Not Parallel: Jesus teaches that we need to be humble, selfless, and want to give our money to the poor.
Parallel: Jesus teaches that we need to be humble, selfless, and charitable.
Not Parallel: If I am chosen for the position, I will bring my eagerness to learn, be on time, and have enthusiasm.
Parallel: If I am chosen for the position, I will bring my eagerness to learn, my punctuality, and my enthusiasm.
In writing, it is important to be clear. However, it is also important for you to be concise. Therefore, avoid unnecessarily repeating information. Here are some commonly used redundancies:
12:00 noon/midnight--noon and midnight always occur at 12:00.
ATM machine--the M of ATM stands for machine. Leave off machine, it's already included in the acronym.
Added bonus--a bonus implies something added
Advance warning--a warning after the fact would hardly be a warning.
And etc.--etc is an abreviation for the Latin et cetera, which means and so forth. Thus, the "and" here is redundant.

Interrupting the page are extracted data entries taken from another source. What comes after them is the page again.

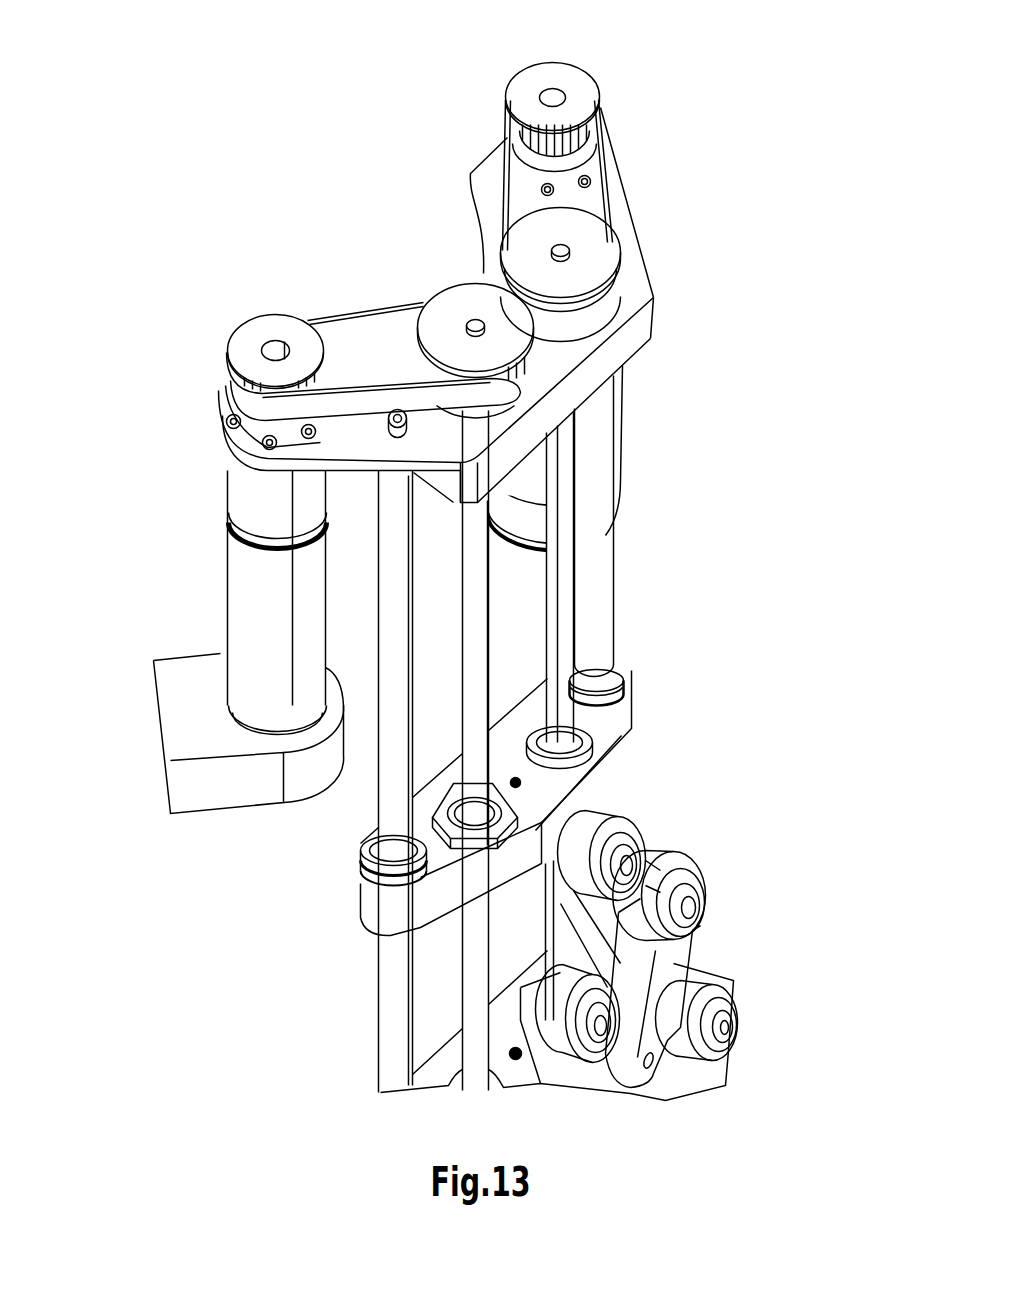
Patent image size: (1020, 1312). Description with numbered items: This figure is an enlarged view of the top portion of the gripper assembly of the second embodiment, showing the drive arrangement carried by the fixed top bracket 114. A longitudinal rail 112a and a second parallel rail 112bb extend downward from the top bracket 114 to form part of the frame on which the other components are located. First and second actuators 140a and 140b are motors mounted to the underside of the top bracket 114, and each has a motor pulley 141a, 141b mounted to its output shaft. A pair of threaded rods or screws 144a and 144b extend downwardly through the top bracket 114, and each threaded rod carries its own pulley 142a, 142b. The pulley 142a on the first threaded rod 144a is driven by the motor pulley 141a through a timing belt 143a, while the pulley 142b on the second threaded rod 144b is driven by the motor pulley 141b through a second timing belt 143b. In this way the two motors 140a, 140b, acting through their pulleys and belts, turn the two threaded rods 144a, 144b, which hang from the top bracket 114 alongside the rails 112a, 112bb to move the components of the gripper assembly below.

The rail 112a is at (400, 803).
The guide shaft 112bb is at (596, 610).
The top bracket 114 is at (640, 285).
The first actuator 140a is at (255, 605).
The second actuator 140b is at (633, 405).
The motor pulley 141a is at (252, 342).
The motor pulley 141b is at (527, 92).
The pulley 142a is at (448, 308).
The pulley 142b is at (597, 247).
The timing belt 143a is at (223, 417).
The timing belt 143b is at (605, 140).
The threaded rod 144a is at (473, 707).
The threaded rod 144b is at (567, 577).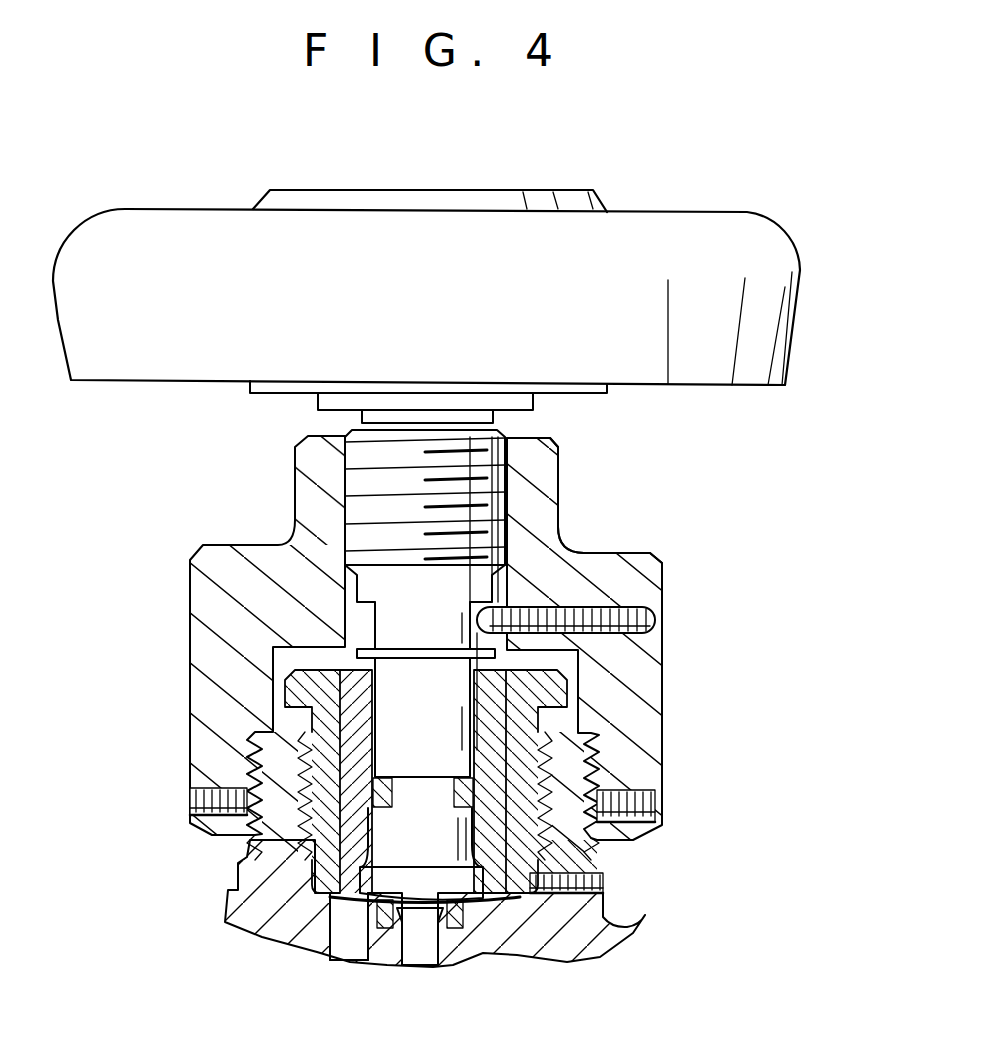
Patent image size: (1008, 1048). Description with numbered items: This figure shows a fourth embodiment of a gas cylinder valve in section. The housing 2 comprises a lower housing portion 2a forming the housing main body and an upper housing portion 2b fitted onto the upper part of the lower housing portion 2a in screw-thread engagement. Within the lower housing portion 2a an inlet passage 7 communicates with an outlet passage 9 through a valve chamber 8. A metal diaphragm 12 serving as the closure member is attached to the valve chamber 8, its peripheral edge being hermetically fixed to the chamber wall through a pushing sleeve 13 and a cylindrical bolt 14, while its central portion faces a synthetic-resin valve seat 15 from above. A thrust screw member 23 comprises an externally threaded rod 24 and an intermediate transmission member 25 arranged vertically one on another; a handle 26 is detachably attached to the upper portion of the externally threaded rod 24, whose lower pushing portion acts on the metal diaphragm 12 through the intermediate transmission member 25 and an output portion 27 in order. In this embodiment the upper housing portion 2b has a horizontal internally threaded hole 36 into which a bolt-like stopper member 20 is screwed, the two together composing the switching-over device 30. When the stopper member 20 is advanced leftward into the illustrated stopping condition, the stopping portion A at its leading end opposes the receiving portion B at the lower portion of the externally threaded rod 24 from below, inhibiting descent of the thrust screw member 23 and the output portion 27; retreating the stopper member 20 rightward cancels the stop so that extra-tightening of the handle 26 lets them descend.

The housing 2 is at (76, 740).
The lower housing portion 2a is at (221, 905).
The upper housing portion 2b is at (187, 760).
The inlet passage 7 is at (418, 950).
The valve chamber 8 is at (340, 897).
The outlet passage 9 is at (345, 943).
The metal diaphragm 12 is at (480, 897).
The pushing sleeve 13 is at (565, 690).
The cylindrical bolt 14 is at (570, 705).
The valve seat 15 is at (452, 925).
The stopper member 20 is at (658, 623).
The thrust screw member 23 is at (512, 466).
The externally threaded rod 24 is at (390, 445).
The intermediate transmission member 25 is at (540, 753).
The handle 26 is at (787, 270).
The output portion 27 is at (427, 887).
The switching-over device 30 is at (755, 502).
The internally threaded hole 36 is at (655, 560).
The stopping portion A is at (490, 602).
The receiving portion B is at (490, 593).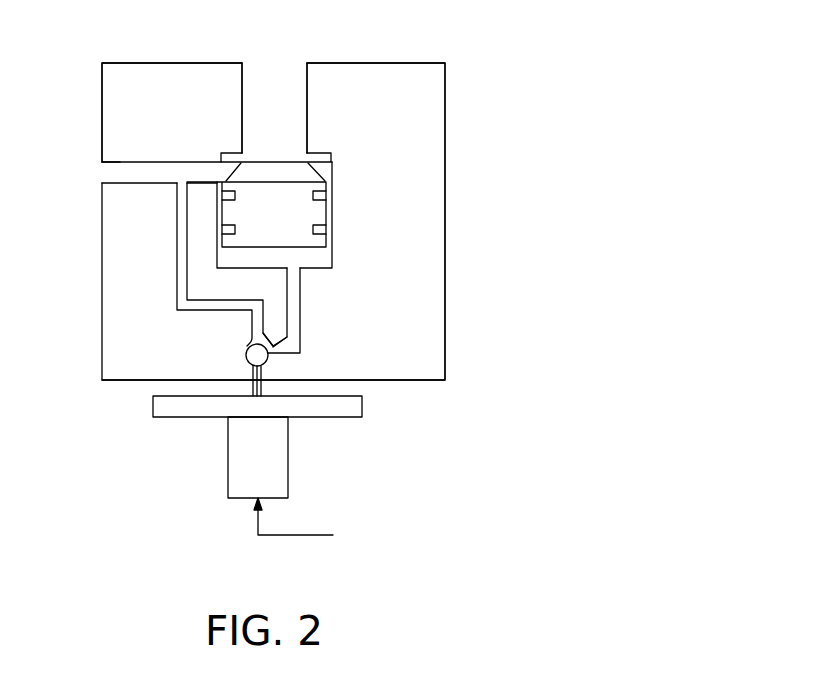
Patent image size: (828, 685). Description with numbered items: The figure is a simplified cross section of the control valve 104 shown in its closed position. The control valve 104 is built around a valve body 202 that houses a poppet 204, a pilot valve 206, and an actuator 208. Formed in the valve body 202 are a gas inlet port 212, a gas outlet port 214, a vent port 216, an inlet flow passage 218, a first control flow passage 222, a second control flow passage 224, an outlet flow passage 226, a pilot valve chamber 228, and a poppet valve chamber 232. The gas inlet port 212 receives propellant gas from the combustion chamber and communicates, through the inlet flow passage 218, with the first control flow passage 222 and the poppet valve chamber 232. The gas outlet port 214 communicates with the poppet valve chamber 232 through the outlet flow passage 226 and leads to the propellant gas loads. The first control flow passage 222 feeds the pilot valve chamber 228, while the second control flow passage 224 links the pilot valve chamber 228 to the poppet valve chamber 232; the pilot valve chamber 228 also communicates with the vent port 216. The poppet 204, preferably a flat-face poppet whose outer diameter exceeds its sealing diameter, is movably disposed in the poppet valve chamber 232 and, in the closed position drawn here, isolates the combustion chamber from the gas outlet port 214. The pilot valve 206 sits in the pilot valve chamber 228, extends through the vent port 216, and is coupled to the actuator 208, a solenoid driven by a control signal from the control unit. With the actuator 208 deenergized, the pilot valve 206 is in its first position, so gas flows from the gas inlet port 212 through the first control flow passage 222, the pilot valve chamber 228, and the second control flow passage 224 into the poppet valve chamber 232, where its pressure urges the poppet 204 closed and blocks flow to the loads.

The control valve 104 is at (493, 63).
The valve body 202 is at (446, 155).
The poppet 204 is at (300, 218).
The pilot valve 206 is at (298, 355).
The actuator 208 is at (280, 455).
The gas inlet port 212 is at (104, 173).
The gas outlet port 214 is at (278, 68).
The vent port 216 is at (250, 387).
The inlet flow passage 218 is at (153, 172).
The first control flow passage 222 is at (183, 253).
The second control flow passage 224 is at (294, 310).
The outlet flow passage 226 is at (300, 118).
The pilot valve chamber 228 is at (247, 343).
The poppet valve chamber 232 is at (326, 257).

Complete opposite--how would something be only a partial opposite? Gray is the partial opposite of white?
Completely surrounded--surrounded means enclosed on all sides, if you are not completely surrounded, you are not surrounded.
Consensus of opinion--a consensus means an agreement of opinion
Estimated at approximately--most people don't estimate exact numbers.
Feelings they feel--you can feel things other than feeling (textures, for example) but this still sounds redundant.
Free gift--a gift is not a gift if you have to pay for it.
Forward progress--as opposed to backward progress?
HIV virus--the V stands for virus
Honest truth--truth by definition is honest. Use one word or the other--there is no need to use both.
New breakthrough--if it isn't new, it's not really a breakthrough
Past history--history, as we know it, occured in the past.
PIN number--the N of PIN stands for number. Leave off number, it's already included in the acronym.
Reason why--why refers to reason, thus you should say the reason that.
Revert back--revert means to go back.
Round in shape--round is a shape, the reader knows this, you don't need to inform him or her.
Same exact--these are synonyms.
SAT test--T stands for test
Unexpected surprise--if you expected it, it wouldn't be a surprise, now, would it?